I am still figuring out what is enough. I tend to swing in extremes, so I always go from living a very unhealthy lifestyle to an extremely healthy one. I am currently experimenting with how much recovery time to give my body in between bouts of exercises, and how to eat moderately because being strict on my diets lead to unhealthy eating. I have struggled with boundaries and moderation my entire life, so I feel like a baby learning to crawl again.
To heal from emotional dysregulation requires time, patience, a ton of repetition and courage to leave potentially triggering but rewarding situations. The challenge is that a dysregulated nervous system makes it difficult to be patient, so the trick as I intellectually know is to treat it like how physical exercise works: stress it a little to build endurance, but not too much, rinse and repeat until the endurance slowly builds up. The key is to have a sense of agency in terms of how much and when is the exposure to stress. This is unfortunately almost impossible to do for most people which makes me really sad, because not allowing people the space to heal perpetuates cycles of pain and violence.

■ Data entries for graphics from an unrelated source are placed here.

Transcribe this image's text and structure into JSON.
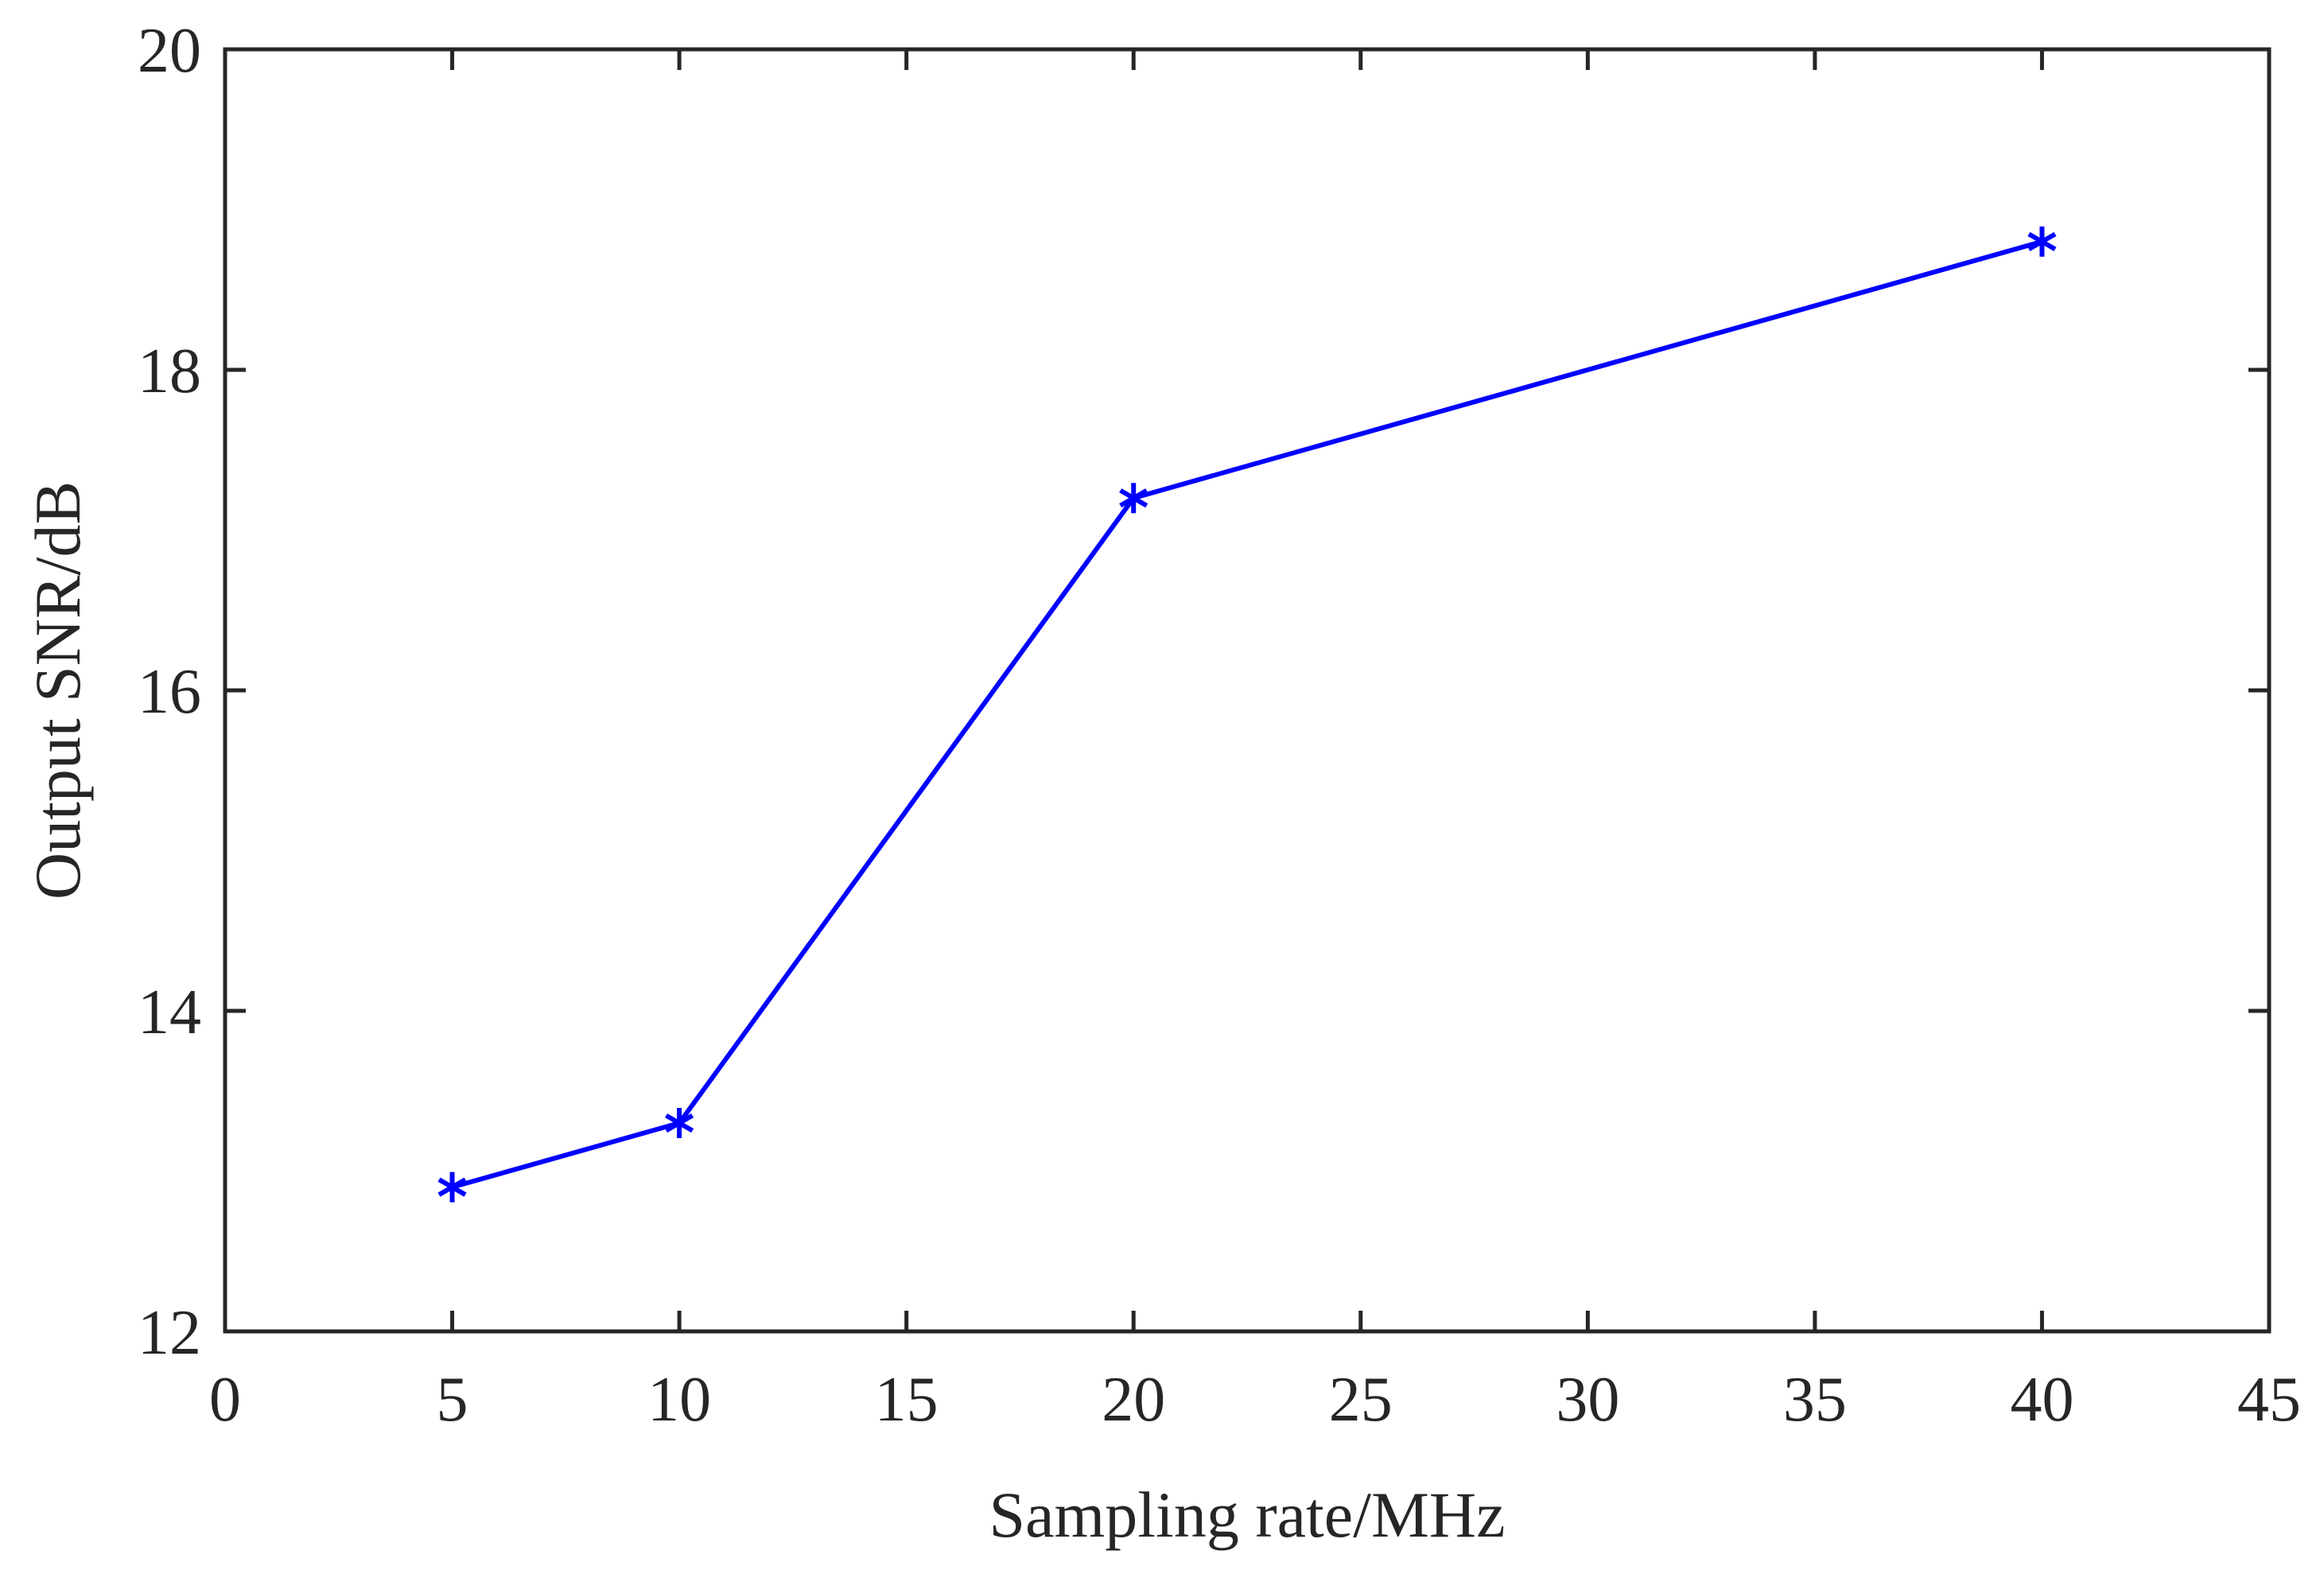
{
  "chart_data": {
    "type": "line",
    "title": "",
    "xlabel": "Sampling rate/MHz",
    "ylabel": "Output SNR/dB",
    "xlim": [
      0,
      45
    ],
    "ylim": [
      12,
      20
    ],
    "xticks": [
      0,
      5,
      10,
      15,
      20,
      25,
      30,
      35,
      40,
      45
    ],
    "yticks": [
      12,
      14,
      16,
      18,
      20
    ],
    "xtick_labels": [
      "0",
      "5",
      "10",
      "15",
      "20",
      "25",
      "30",
      "35",
      "40",
      "45"
    ],
    "ytick_labels": [
      "12",
      "14",
      "16",
      "18",
      "20"
    ],
    "grid": false,
    "legend": null,
    "series": [
      {
        "x": [
          5,
          10,
          20,
          40
        ],
        "y": [
          12.9,
          13.3,
          17.2,
          18.8
        ],
        "color": "#0000ff",
        "marker": "asterisk"
      }
    ]
  }
}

But for now I am in a position to carve this space for myself, and I hope to document my journey for other people in similar situations. Having space opening up doesn’t equate to automagic healing because we have internalised unhealthy behaviours so deeply that acting against these behaviours induce guilt and shame. I would have loved to read someone’s log of their journey when I first started out, it would probably cut short a lot of my confusion and grief, and even if it didn’t because for some reason I needed to experience these for myself, it would have still made it easier because I would have felt less alone.